Порой в белом мраке светились прогалы, и сквозь один из них он взглянул на берег: там была только лодка с Сугробной косы, ни из Сегюльнеса, ни с Верхнего Обвала, ни с Пастбищного, ни с Холма, ни с Перста никто не приплыл. А ведь он знал, что многие собирались быть. А когда он вошел за кладбищенскую ограду, возле церкви не было заметно никакого движения, лишь неистоптанные сугробы, а церковь вдобавок еще и оказалась заперта.

Эйлив недолго постоял на дорожке, а затем шагнул за угол и нерешительно побрел к могиле своих жены и дочери: они все еще лежали там, близ северо-восточного угла церкви под простым крестом, на который Лауси, впрочем, употребил свое искусство – на его концах красовалась умелая резьба, а имена красиво прочерчены ножом, и борозды просмолены. Древесина уже слегка посерела. К Эйливу закралась мысль: а не спросить ли у них разрешения поехать с Гестом во Мерику, – но потом он решил, что это будет глупо, неловко развернулся и, посмотрев на Мадамин дом, решил, что, наверно, собрание перенесли в него. Кот в сапогах, наверно, сидел там на плюшевом кресле и залучал бедноту на Запад.

И все же на лестнице было не видать ничьих следов, а на его стук к дверям подошла лишь Краснушка, та самая щекастая девка, и прямо сразу начала эдак улыбаться ему – с чего это она его так завлекает? Но впускать она его все же не стала, сказала, мол, агента здесь нет, этот безбородый, мол, пару дней назад уехал. Затем она как следует пихнула долговязого вольника ногой, высунув из угла ухмыляющегося рта язык, так что его собственный бушприт чуть приподнялся на этой волне, а потом захлопнула у него перед носом дверь.

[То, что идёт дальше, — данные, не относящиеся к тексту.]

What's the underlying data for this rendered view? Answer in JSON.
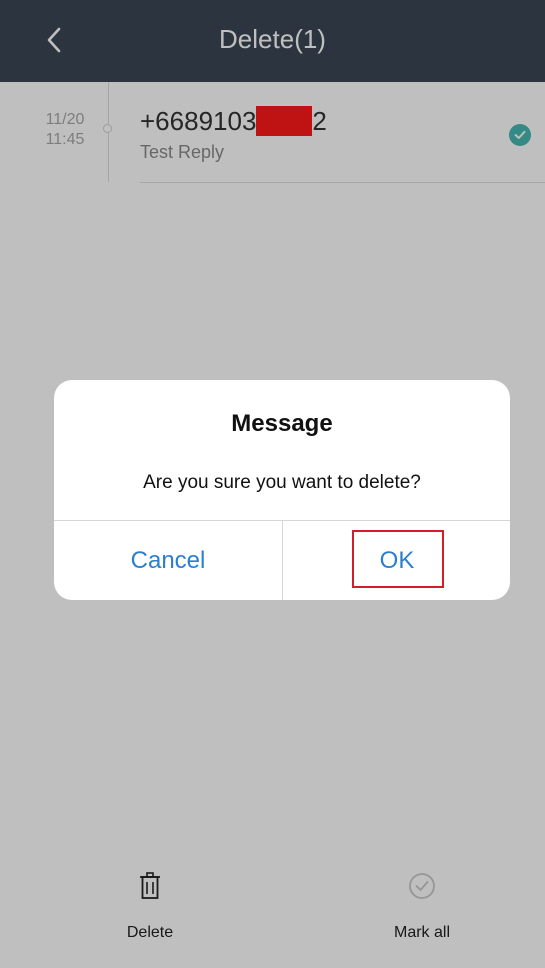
{
  "header": {
    "title": "Delete(1)",
    "back_icon": "chevron-left-icon"
  },
  "message_list": [
    {
      "date": "11/20",
      "time": "11:45",
      "sender_prefix": "+6689103",
      "sender_suffix": "2",
      "preview": "Test Reply",
      "selected": true
    }
  ],
  "bottom_bar": {
    "delete_label": "Delete",
    "mark_all_label": "Mark all"
  },
  "dialog": {
    "title": "Message",
    "body": "Are you sure you want to delete?",
    "cancel_label": "Cancel",
    "ok_label": "OK"
  },
  "colors": {
    "topbar_bg": "#3b4754",
    "accent_link": "#2b7fd1",
    "check_teal": "#46b8b0",
    "highlight_red": "#d21e2b",
    "redaction_red": "#ff1a1a"
  }
}
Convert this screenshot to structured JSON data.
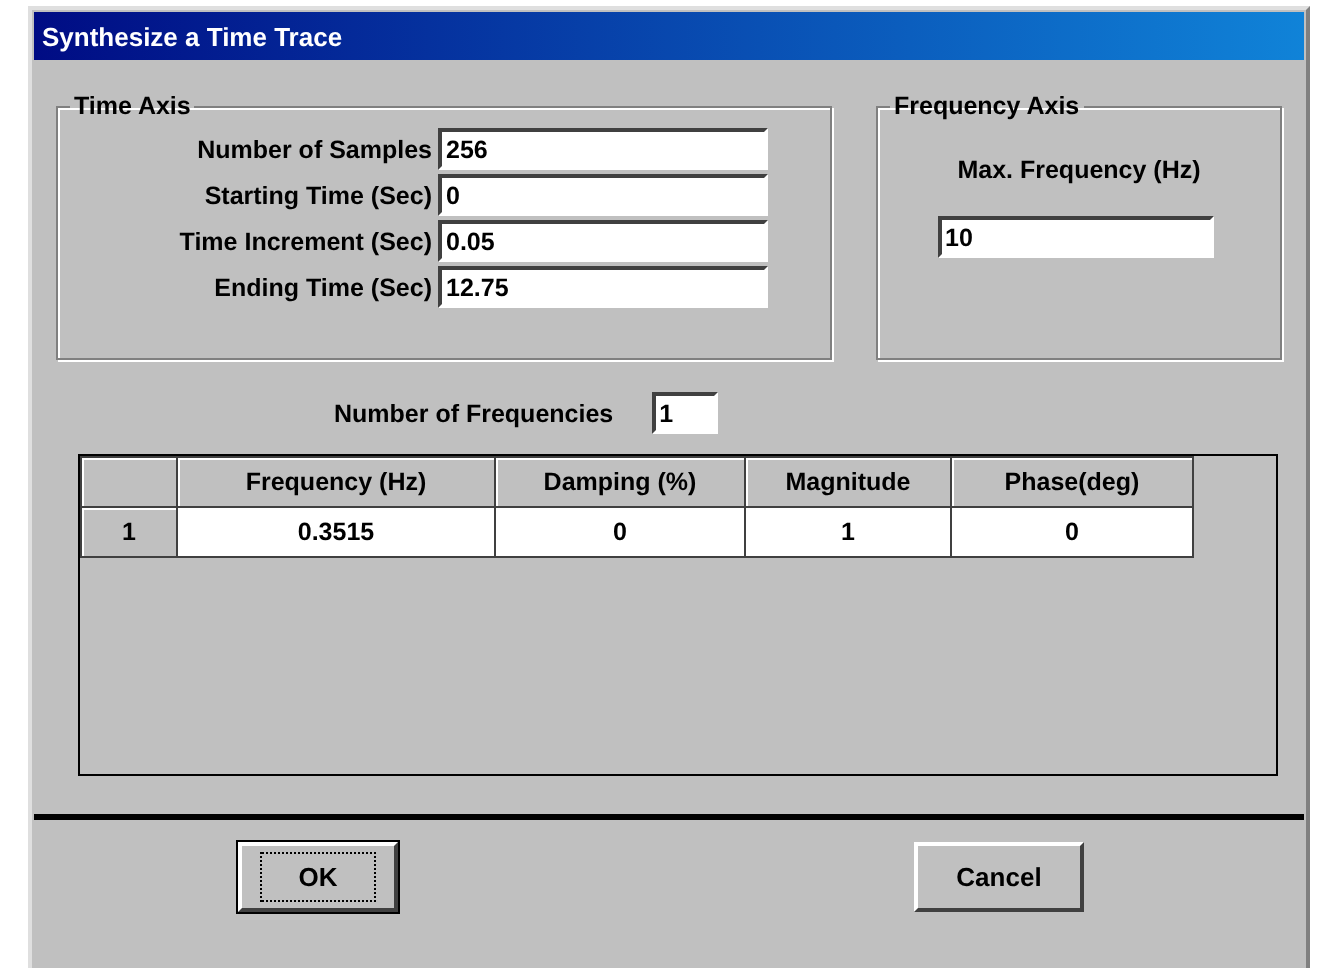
{
  "window": {
    "title": "Synthesize a Time Trace"
  },
  "time_axis": {
    "title": "Time Axis",
    "fields": [
      {
        "label": "Number of Samples",
        "value": "256"
      },
      {
        "label": "Starting Time (Sec)",
        "value": "0"
      },
      {
        "label": "Time Increment (Sec)",
        "value": "0.05"
      },
      {
        "label": "Ending Time (Sec)",
        "value": "12.75"
      }
    ]
  },
  "frequency_axis": {
    "title": "Frequency Axis",
    "label": "Max. Frequency (Hz)",
    "value": "10"
  },
  "number_of_frequencies": {
    "label": "Number of Frequencies",
    "value": "1"
  },
  "table": {
    "columns": [
      "Frequency (Hz)",
      "Damping (%)",
      "Magnitude",
      "Phase(deg)"
    ],
    "rows": [
      {
        "header": "1",
        "cells": [
          "0.3515",
          "0",
          "1",
          "0"
        ]
      }
    ]
  },
  "buttons": [
    {
      "label": "OK",
      "default": true
    },
    {
      "label": "Cancel",
      "default": false
    }
  ]
}
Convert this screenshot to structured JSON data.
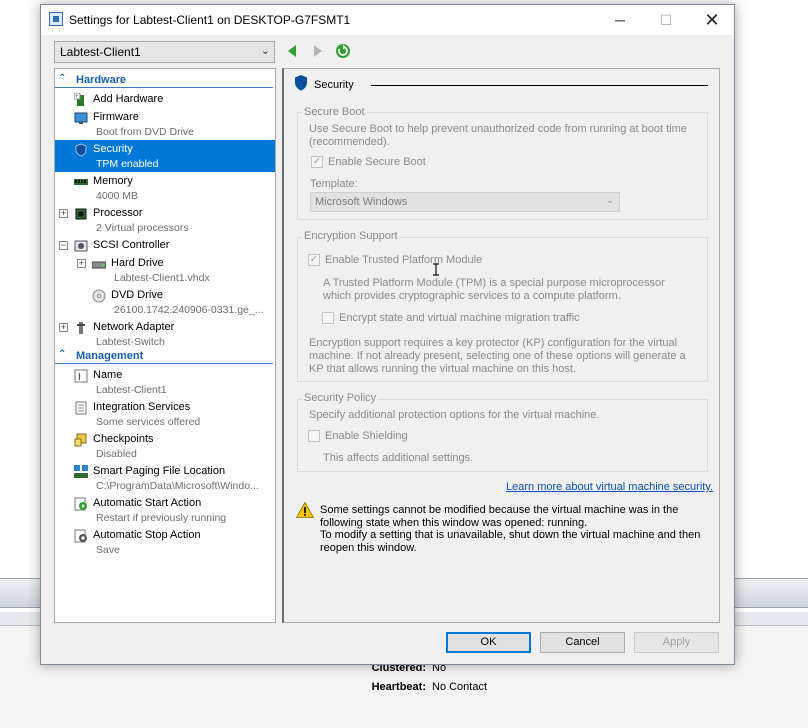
{
  "window": {
    "title": "Settings for Labtest-Client1 on DESKTOP-G7FSMT1",
    "minimize": "─",
    "maximize": "☐",
    "close": "✕"
  },
  "vm_selector": {
    "value": "Labtest-Client1",
    "chevron": "⌄"
  },
  "nav": {
    "back_icon": "green-left-arrow",
    "forward_icon": "gray-right-arrow",
    "refresh_icon": "green-refresh"
  },
  "hardware": {
    "heading": "Hardware",
    "items": [
      {
        "name": "Add Hardware",
        "sub": ""
      },
      {
        "name": "Firmware",
        "sub": "Boot from DVD Drive"
      },
      {
        "name": "Security",
        "sub": "TPM enabled"
      },
      {
        "name": "Memory",
        "sub": "4000 MB"
      },
      {
        "name": "Processor",
        "sub": "2 Virtual processors"
      },
      {
        "name": "SCSI Controller",
        "sub": ""
      },
      {
        "name": "Hard Drive",
        "sub": "Labtest-Client1.vhdx"
      },
      {
        "name": "DVD Drive",
        "sub": "26100.1742.240906-0331.ge_..."
      },
      {
        "name": "Network Adapter",
        "sub": "Labtest-Switch"
      }
    ]
  },
  "management": {
    "heading": "Management",
    "items": [
      {
        "name": "Name",
        "sub": "Labtest-Client1"
      },
      {
        "name": "Integration Services",
        "sub": "Some services offered"
      },
      {
        "name": "Checkpoints",
        "sub": "Disabled"
      },
      {
        "name": "Smart Paging File Location",
        "sub": "C:\\ProgramData\\Microsoft\\Windo..."
      },
      {
        "name": "Automatic Start Action",
        "sub": "Restart if previously running"
      },
      {
        "name": "Automatic Stop Action",
        "sub": "Save"
      }
    ]
  },
  "security": {
    "title": "Security",
    "secure_boot": {
      "label": "Secure Boot",
      "desc": "Use Secure Boot to help prevent unauthorized code from running at boot time (recommended).",
      "enable_label": "Enable Secure Boot",
      "enable_checked": true,
      "template_label": "Template:",
      "template_value": "Microsoft Windows"
    },
    "encryption": {
      "label": "Encryption Support",
      "tpm_label": "Enable Trusted Platform Module",
      "tpm_checked": true,
      "tpm_desc": "A Trusted Platform Module (TPM) is a special purpose microprocessor which provides cryptographic services to a compute platform.",
      "encrypt_label": "Encrypt state and virtual machine migration traffic",
      "encrypt_checked": false,
      "kp_desc": "Encryption support requires a key protector (KP) configuration for the virtual machine. If not already present, selecting one of these options will generate a KP that allows running the virtual machine on this host."
    },
    "policy": {
      "label": "Security Policy",
      "desc": "Specify additional protection options for the virtual machine.",
      "shield_label": "Enable Shielding",
      "shield_checked": false,
      "affects": "This affects additional settings."
    },
    "learn_more": "Learn more about virtual machine security.",
    "warning_line1": "Some settings cannot be modified because the virtual machine was in the following state when this window was opened: running.",
    "warning_line2": "To modify a setting that is unavailable, shut down the virtual machine and then reopen this window."
  },
  "buttons": {
    "ok": "OK",
    "cancel": "Cancel",
    "apply": "Apply"
  },
  "background": {
    "clustered_label": "Clustered:",
    "clustered_value": "No",
    "heartbeat_label": "Heartbeat:",
    "heartbeat_value": "No Contact"
  },
  "colors": {
    "accent": "#0078d7",
    "heading": "#1a5fb4",
    "link": "#0a4fb5"
  }
}
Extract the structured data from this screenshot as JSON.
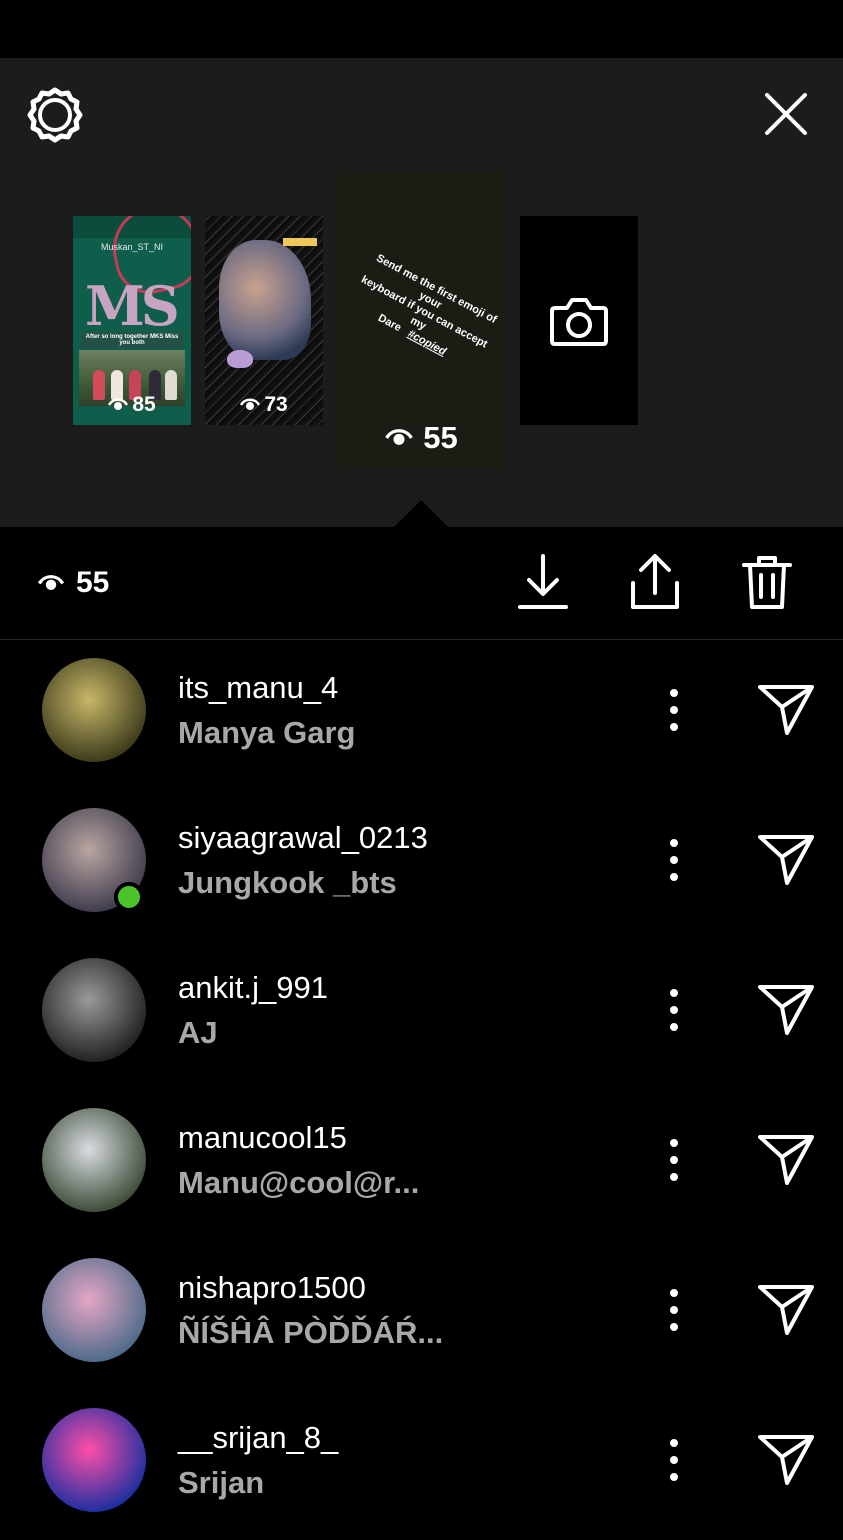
{
  "stories": [
    {
      "views": "85",
      "screenshot": {
        "chat_name": "Muskan_ST_NI",
        "caption": "After so long together MKS Miss you both",
        "monogram": "MS"
      }
    },
    {
      "views": "73"
    },
    {
      "views": "55",
      "text_lines": [
        "Send me the first emoji of your",
        "keyboard if you can accept my",
        "Dare"
      ],
      "tag": "#copied"
    }
  ],
  "toolbar": {
    "views": "55"
  },
  "viewers": [
    {
      "username": "its_manu_4",
      "name": "Manya Garg",
      "online": false,
      "avatar_colors": [
        "#c8b76a",
        "#3b3a1a"
      ]
    },
    {
      "username": "siyaagrawal_0213",
      "name": "Jungkook _bts",
      "online": true,
      "avatar_colors": [
        "#b9a6a2",
        "#3f3b4d"
      ]
    },
    {
      "username": "ankit.j_991",
      "name": "AJ",
      "online": false,
      "avatar_colors": [
        "#9a9a9a",
        "#202020"
      ]
    },
    {
      "username": "manucool15",
      "name": "Manu@cool@r...",
      "online": false,
      "avatar_colors": [
        "#d8dde2",
        "#3d4a37"
      ]
    },
    {
      "username": "nishapro1500",
      "name": "ÑÍŠĤÂ PÒĎĎÁŔ...",
      "online": false,
      "avatar_colors": [
        "#e5a7c4",
        "#4d6a8a"
      ]
    },
    {
      "username": "__srijan_8_",
      "name": "Srijan",
      "online": false,
      "avatar_colors": [
        "#ff4fa8",
        "#1a2fa0"
      ]
    }
  ],
  "colors": {
    "panel": "#1c1c1c",
    "online": "#4bc42b",
    "subtext": "#a8a8a8"
  },
  "icons": [
    "settings-icon",
    "close-icon",
    "eye-icon",
    "camera-icon",
    "download-icon",
    "share-icon",
    "trash-icon",
    "more-icon",
    "send-icon"
  ]
}
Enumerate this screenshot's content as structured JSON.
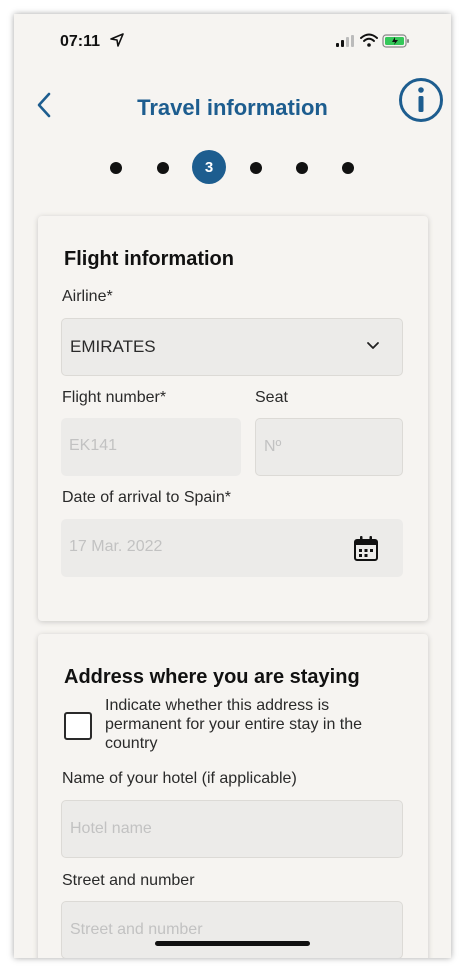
{
  "status_bar": {
    "time": "07:11"
  },
  "header": {
    "title": "Travel information"
  },
  "stepper": {
    "current_step": "3",
    "total_steps": 6
  },
  "flight_section": {
    "title": "Flight information",
    "airline_label": "Airline*",
    "airline_value": "EMIRATES",
    "flight_number_label": "Flight number*",
    "flight_number_value": "EK141",
    "seat_label": "Seat",
    "seat_placeholder": "Nº",
    "arrival_label": "Date of arrival to Spain*",
    "arrival_value": "17 Mar. 2022"
  },
  "address_section": {
    "title": "Address where you are staying",
    "permanent_checkbox_label": "Indicate whether this address is permanent for your entire stay in the country",
    "hotel_label": "Name of your hotel (if applicable)",
    "hotel_placeholder": "Hotel name",
    "street_label": "Street and number",
    "street_placeholder": "Street and number"
  },
  "colors": {
    "accent": "#1d5d8f",
    "background": "#f6f4f1",
    "field": "#ecebe9"
  }
}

Итак: собрания не будет, агента не будет, Америки не будет. И кажется, все это знали, кроме него. Черти полосатые! Он облекся в свою робость как в тесную робу и нарочно притащился сюда, чтоб записаться в будущее – а будущего не будет: его отменили!.. За семью годами счастья идут семь лет несчастья, думал Эйлив, сам удивляясь, насколько же он расстроился, что ему не дали перебраться со всем скарбом во Мерику.

И чтобы не получилось, что он приехал совсем понапрасну, он снова побрел на кладбище, на место рукоположенного преступления. Там он заметил неподалеку свежую могилу, встал на нее и стал мочиться, но, едва начав, пожалел об этом. Вдруг его кто-нибудь увидит? Чем это не готовое доказательство виновности в преступлении? Нет, его никто и не мог увидеть: пурга окружила его со всех сторон. Зато не успел он закончить свое дело, как из метели появился простоволосый призракоподобный старец. Он направлялся на юг вдоль сложенной из камня кладбищенской ограды – снежновласый и снежнобородый, и, кажется, не заметил Эйлива, а тот провожал его взглядом до угла, а затем из калитки.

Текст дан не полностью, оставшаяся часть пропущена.